Es ist ein alter Fall, der nie wirklich abgeschlossen war – und für Paula Ringelhahn wird er zugleich zum Abschied. Das Erste zeigt heute, am Sonntag, 23. August 2026, um 20.15 Uhr den Franken-„Tatort: Trotzdem“. Die Wiederholung aus dem Jahr 2024 erzählt von einem möglichen Justizirrtum, zwei Familien, die immer tiefer in eine Spirale aus Schuld und Rache geraten, und einem Felix Voss, der plötzlich erfährt, dass seine langjährige Kollegin aufhört.

„Tatort: Trotzdem“ heute im Ersten: Für Paula Ringelhahn endet dieser Fall anders als alle zuvor
Die Kommissare müssen in Nürnberg versuchen, eine Serie zu stoppen, die eine Spur der Zerstörung und des Todes zurücklässt. Zum zehnten Mal ermitteln Paula Ringelhahn (Dagmar Manzel) und Felix Voss (Fabian Hinrichs) gemeinsam mit Wanda Goldwasser (Eli Wasserscheid).
BR/Hager Moss Film GmbH/Bernd Schuller

„Tatort: Trotzdem“ läuft heute um 20.15 Uhr im Ersten

Für „Tatort“-Fans ist der Sonntagabend damit wieder fest verplant: „Trotzdem“ beginnt um 20.15 Uhr im Ersten und ist bis 21.45 Uhr angesetzt. Der eigentliche Film hat eine Länge von rund 88 Minuten.

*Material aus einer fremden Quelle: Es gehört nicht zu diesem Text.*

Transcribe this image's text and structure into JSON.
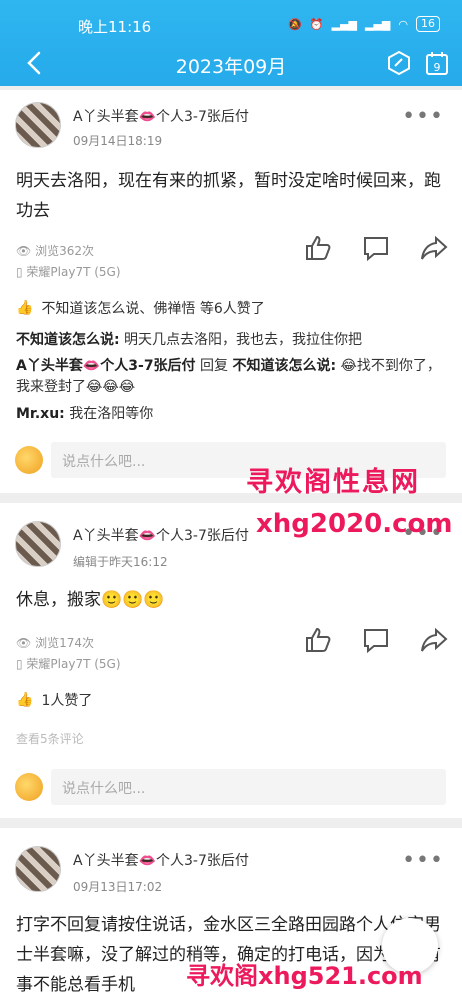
{
  "status": {
    "time": "晚上11:16",
    "battery": "16"
  },
  "nav": {
    "title": "2023年09月"
  },
  "posts": [
    {
      "username": "A丫头半套👄个人3-7张后付",
      "time": "09月14日18:19",
      "content": "明天去洛阳，现在有来的抓紧，暂时没定啥时候回来，跑功去",
      "views": "浏览362次",
      "device": "荣耀Play7T (5G)",
      "likes": "不知道该怎么说、佛禅悟 等6人赞了",
      "comments": [
        {
          "name": "不知道该怎么说:",
          "text": " 明天几点去洛阳，我也去，我拉住你把"
        },
        {
          "name": "A丫头半套👄个人3-7张后付",
          "reply": " 回复 ",
          "target": "不知道该怎么说:",
          "text": " 😂找不到你了，我来登封了😂😂😂"
        },
        {
          "name": "Mr.xu:",
          "text": " 我在洛阳等你"
        }
      ],
      "comment_placeholder": "说点什么吧..."
    },
    {
      "username": "A丫头半套👄个人3-7张后付",
      "time": "编辑于昨天16:12",
      "content": "休息，搬家🙂🙂🙂",
      "views": "浏览174次",
      "device": "荣耀Play7T (5G)",
      "likes": "1人赞了",
      "see_more": "查看5条评论",
      "comment_placeholder": "说点什么吧..."
    },
    {
      "username": "A丫头半套👄个人3-7张后付",
      "time": "09月13日17:02",
      "content": "打字不回复请按住说话，金水区三全路田园路个人住宅男士半套嘛，没了解过的稍等，确定的打电话，因为手里有事不能总看手机"
    }
  ],
  "watermarks": {
    "top": "寻欢阁性息网",
    "mid": "xhg2020.com",
    "bottom": "寻欢阁xhg521.com"
  },
  "colors": {
    "header": "#2fb6f0",
    "watermark": "#ec1a5c"
  }
}
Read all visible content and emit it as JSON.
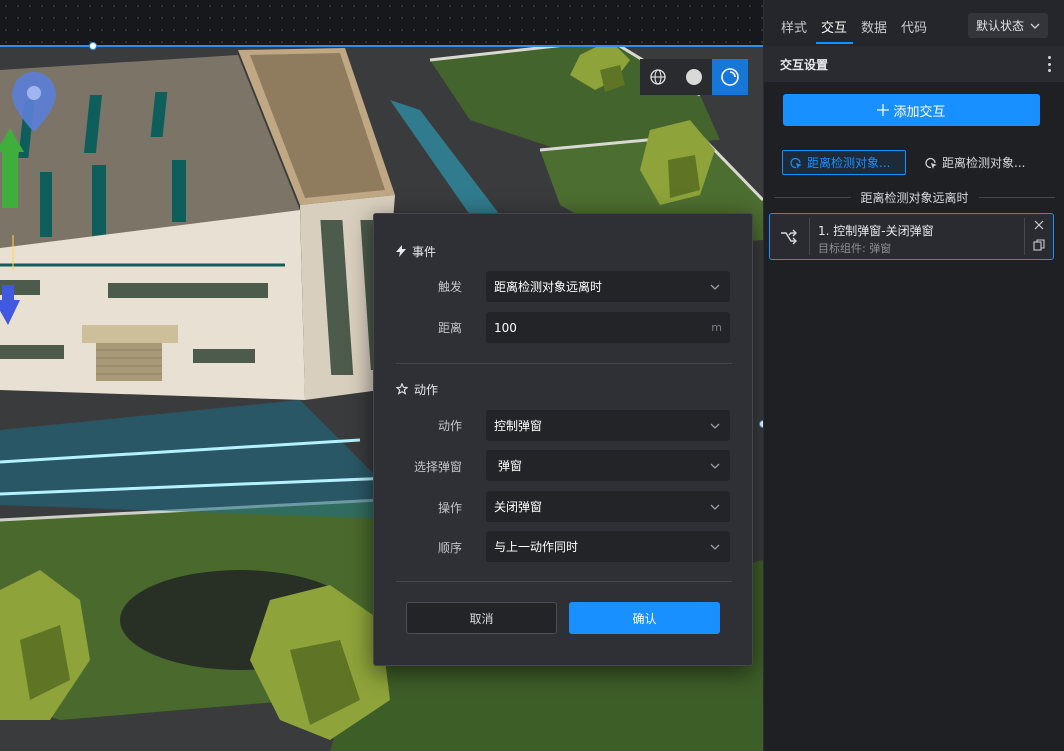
{
  "viewport": {
    "toolbar": [
      {
        "name": "globe-icon",
        "active": false
      },
      {
        "name": "sphere-icon",
        "active": false
      },
      {
        "name": "orbit-icon",
        "active": true
      }
    ]
  },
  "modal": {
    "event_section": {
      "title": "事件",
      "trigger_label": "触发",
      "trigger_value": "距离检测对象远离时",
      "distance_label": "距离",
      "distance_value": "100",
      "distance_unit": "m"
    },
    "action_section": {
      "title": "动作",
      "action_label": "动作",
      "action_value": "控制弹窗",
      "popup_label": "选择弹窗",
      "popup_value": "弹窗",
      "operation_label": "操作",
      "operation_value": "关闭弹窗",
      "order_label": "顺序",
      "order_value": "与上一动作同时"
    },
    "cancel_label": "取消",
    "confirm_label": "确认"
  },
  "panel": {
    "tabs": [
      {
        "label": "样式"
      },
      {
        "label": "交互"
      },
      {
        "label": "数据"
      },
      {
        "label": "代码"
      }
    ],
    "active_tab": "交互",
    "state_select": "默认状态",
    "section_title": "交互设置",
    "add_button": "添加交互",
    "chips": [
      {
        "label": "距离检测对象..."
      },
      {
        "label": "距离检测对象..."
      }
    ],
    "group_label": "距离检测对象远离时",
    "action_card": {
      "title": "1. 控制弹窗-关闭弹窗",
      "subtitle": "目标组件: 弹窗"
    },
    "colors": {
      "accent": "#1890ff",
      "panel_bg": "#1f2024",
      "modal_bg": "#2f3035"
    }
  }
}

Es handelt sich allerdings nicht um eine neue Folge, sondern um eine Wiederholung des Franken-„Tatorts“, der erstmals am 6. Oktober 2024 ausgestrahlt wurde.

Foto: BR/Hager Moss Film GmbH/Bernd Schuller

Dass heute überhaupt wieder ein „Tatort“ auf dem gewohnten Sendeplatz läuft, dürfte manchen Zuschauer freuen. Noch am vergangenen Sonntag musste der Krimi Sportübertragungen weichen. Die reguläre Sommerpause ist allerdings noch nicht vollständig vorbei, weshalb Das Erste weiterhin auf Wiederholungen setzt.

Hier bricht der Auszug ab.